I chaired a a workshop on Measurable Creative AI as part of SIGGRAPH Frontiers, including moderating a live Q&A during the conference. We have an amazing lineup of presenters:
Kenric Allado-McDowell – K Allado-McDowell is a writer, speaker, and musician. They are the author, with GPT-3, of the book Pharmako-AI, and are co-editor, with Ben Vickers, of The Atlas of Anomalous AI. They record and release music under the name Qenric. Allado-McDowell established the Artists + Machine Intelligence program at Google AI. They are a conference speaker, educator and consultant to think-tanks and institutions seeking to align their work with deeper traditions of human understanding.
Stephanie Dinkins – Stephanie Dinkins is a transmedia artist who creates platforms for dialog about race, gender, aging, and our future histories. Dinkins’ art practice employs emerging technologies, documentary practices, and social collaboration toward equity and community sovereignty.

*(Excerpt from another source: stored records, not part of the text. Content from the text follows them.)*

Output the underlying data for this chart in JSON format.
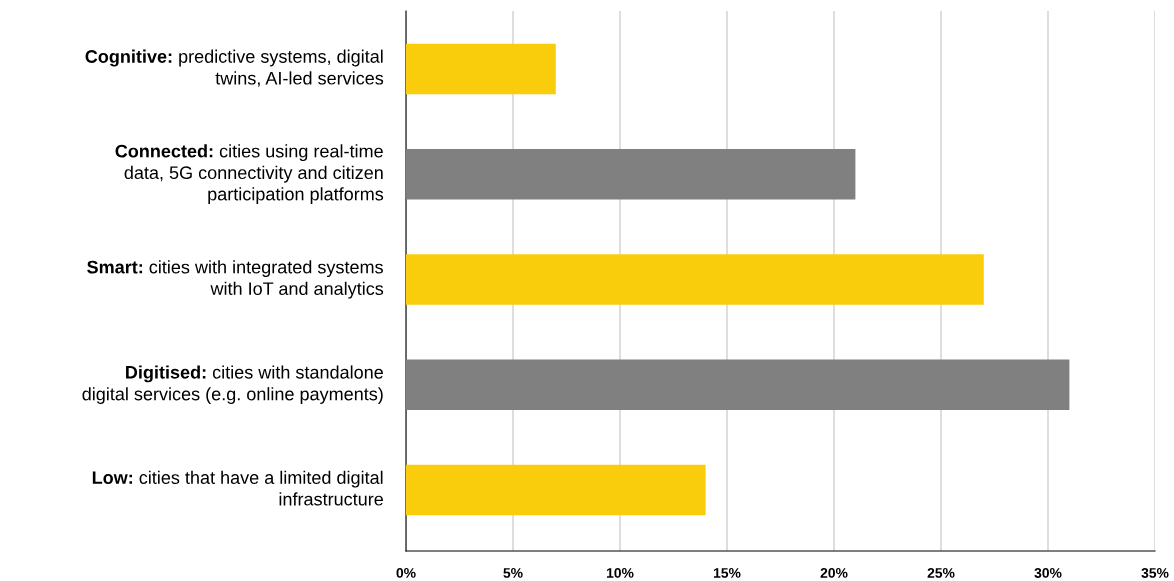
{
  "chart_data": {
    "type": "bar",
    "orientation": "horizontal",
    "categories": [
      "Cognitive: predictive systems, digital\ntwins, AI-led services",
      "Connected: cities using real-time\ndata, 5G connectivity and citizen\nparticipation platforms",
      "Smart: cities with integrated systems\nwith IoT and analytics",
      "Digitised: cities with standalone\ndigital services (e.g. online payments)",
      "Low: cities that have a limited digital\ninfrastructure"
    ],
    "values": [
      7,
      21,
      27,
      31,
      14
    ],
    "colors": [
      "#f9cd0b",
      "#808080",
      "#f9cd0b",
      "#808080",
      "#f9cd0b"
    ],
    "xlim": [
      0,
      35
    ],
    "xticks": [
      {
        "value": 0,
        "label": "0%"
      },
      {
        "value": 5,
        "label": "5%"
      },
      {
        "value": 10,
        "label": "10%"
      },
      {
        "value": 15,
        "label": "15%"
      },
      {
        "value": 20,
        "label": "20%"
      },
      {
        "value": 25,
        "label": "25%"
      },
      {
        "value": 30,
        "label": "30%"
      },
      {
        "value": 35,
        "label": "35%"
      }
    ],
    "grid": "x"
  }
}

She is particularly driven to work with communities of color to co-create more equitable, values grounded social and technological ecosystems. Dinkins is a professor at Stony Brook University where she holds the Kusama Endowed Professor in Art.
Ethan Edwards – Ethan Edwards is a researcher in Experiments in Art and Technology (E.A.T.) at Nokia Bell Labs, an initiative which fuses art with engineering to humanize technology. He works directly with scientists and artists to help facilitate collaboration and builds technology which crosses these domains. He is a creative technologist, having graduated with an MFA in Sound Art from Columbia University and has had work featured in museums, galleries, and performances around the world. His independent artwork explores traditional aesthetic themes in radically new media contexts. He has designed and led numerous large scale exhibits at Nokia Bell Labs.

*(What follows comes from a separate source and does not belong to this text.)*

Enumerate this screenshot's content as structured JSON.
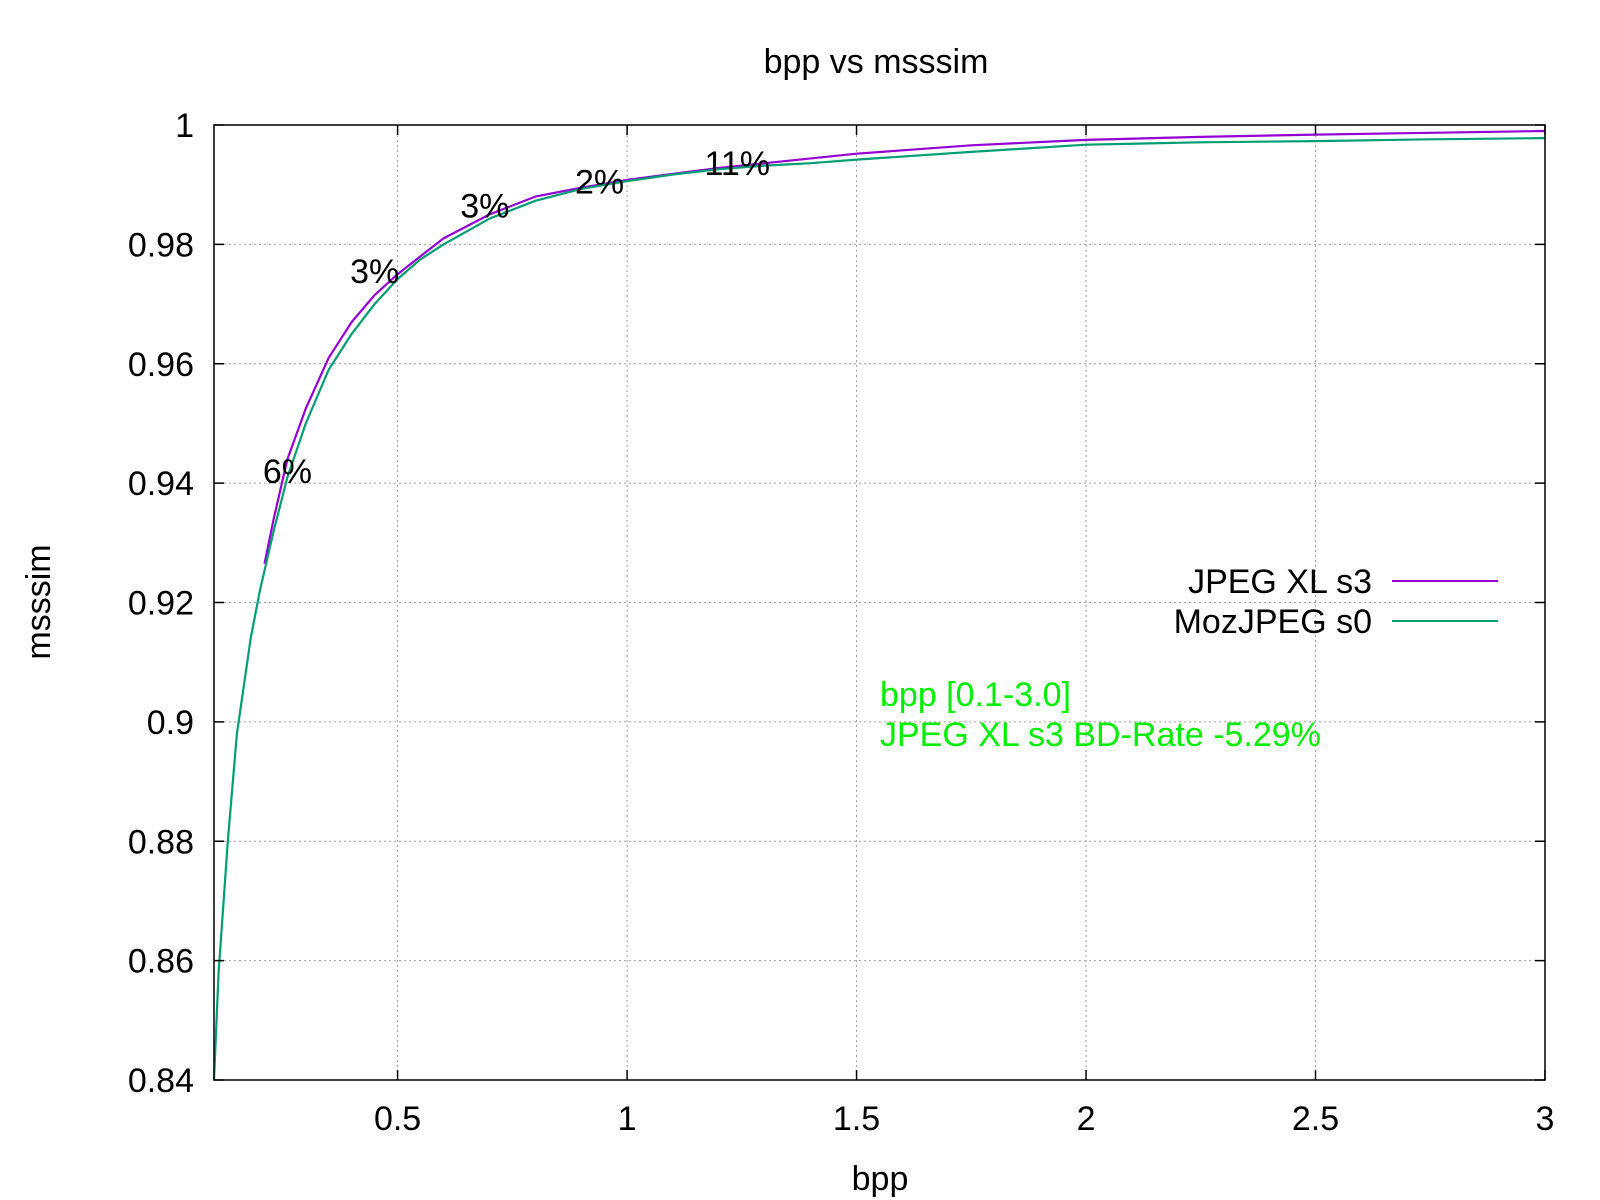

Eunsu Kang – Eunsu Kang is an artist, a researcher, and an educator who explores the intersection of art and machine learning, one of the core methods for building AI. She has been making interactive art installations and performances, teaching art-making using machine learning methods, and recently looking into the possibility of creative AI. She is also a co-founder of Women Art AI collective.
Sang Leigh – Sang Leigh is an Assistant Professor of the School of Industrial Design at Georgia Institute of Technology. His research focuses on augmenting humans and their creativity, through forming a symbiotic and tactile relationship between humans and computers. His Machine Poetics research group investigates novel user interfaces, interactive programming, and human-robot interaction for enhancing our creative processes and learning
Pre-Recorded Panel – available On Demand, August 1 to registered SIGGRAPH attendees.
I’ll also be a panelist for the discussion with Ken Goldberg, Kim Baraka, Patricia Alves-Oliveira, and Eunsu Kang. After years working with mechatronics and various kinds of automation, I’m really looking forward to this discussion with this brilliant group of panelists!